Hello,

I have a dataset with two geographical units of observations, districts and labor market regions. Labor market regions are just assembled districts, where each district is only part in one single labor market region. For districts, there exist shapefiles (Polygon files, which can be imported into a GIS program) and for labor market regions not. I also have satellite raster-data where each raster contains one of about 20 possible specific soil-types (so the dominant soil type within a raster). Using QGIS, I calculated zonal statistics and therefore could calculate the number of each soil-type within one district (e.g., there are 40 rasters with soiltype 6111 and 52 rasters with soil-type 6210 in a district that contains 92 rasters). This data I transferred into Stata where I want to aggregate the data and find the mode value of the soil variable within a labor market region. The file looks something like this:

Code:
 
District Labor Market Region soil_6111 soil_6210 soil_5210 rasters
1 1 40 52 0 92
2 1 560 890 340 1790
3 1 30 600 1000 1630
4 2 800 500 100 140
5 2 400 300 200 900
6 2 100 50 20 170
7 3 340 300 660 1300
8 3 200 100 200 500
Thus, in district 1 and district 2 soil type 6210 is dominant, in district 3 soil type 5210 is dominant and in labor market region 1 soil type 6210 is dominant because it is the one mostly occurring there.
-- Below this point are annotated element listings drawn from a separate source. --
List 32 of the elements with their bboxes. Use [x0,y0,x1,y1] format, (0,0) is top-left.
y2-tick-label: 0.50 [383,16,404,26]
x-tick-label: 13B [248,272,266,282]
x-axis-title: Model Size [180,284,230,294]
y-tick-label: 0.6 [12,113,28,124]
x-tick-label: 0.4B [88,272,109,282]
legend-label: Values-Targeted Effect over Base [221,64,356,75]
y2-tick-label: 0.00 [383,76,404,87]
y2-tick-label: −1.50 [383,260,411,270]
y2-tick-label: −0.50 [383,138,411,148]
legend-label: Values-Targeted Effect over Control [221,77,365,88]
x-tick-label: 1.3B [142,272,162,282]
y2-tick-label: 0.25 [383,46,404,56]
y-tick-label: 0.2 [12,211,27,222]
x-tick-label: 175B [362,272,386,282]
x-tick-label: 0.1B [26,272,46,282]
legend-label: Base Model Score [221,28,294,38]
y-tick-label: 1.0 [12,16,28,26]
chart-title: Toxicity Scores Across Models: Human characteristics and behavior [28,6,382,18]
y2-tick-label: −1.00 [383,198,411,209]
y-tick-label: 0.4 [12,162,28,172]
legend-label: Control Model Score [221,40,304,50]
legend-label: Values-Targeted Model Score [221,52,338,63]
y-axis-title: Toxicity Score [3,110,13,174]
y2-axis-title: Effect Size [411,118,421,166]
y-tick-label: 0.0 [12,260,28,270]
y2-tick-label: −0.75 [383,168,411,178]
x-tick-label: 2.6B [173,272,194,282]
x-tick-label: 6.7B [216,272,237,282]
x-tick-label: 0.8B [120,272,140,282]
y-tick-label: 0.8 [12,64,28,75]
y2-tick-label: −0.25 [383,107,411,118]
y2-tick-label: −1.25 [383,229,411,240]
Due to the variation of district size, there may be two districts with dominant soil type being e.g. 6111 but as the third region is much larger than the two and has another dominant soil type, this other soil is the dominant one in the labor market region.
Now the question is how to find a way to detect the dominant soil type within labor market regions. I simplyfied the example, actually there are about 20 soil types, but I don't think this should make a difference for the sollution. Any help would be much appreciated.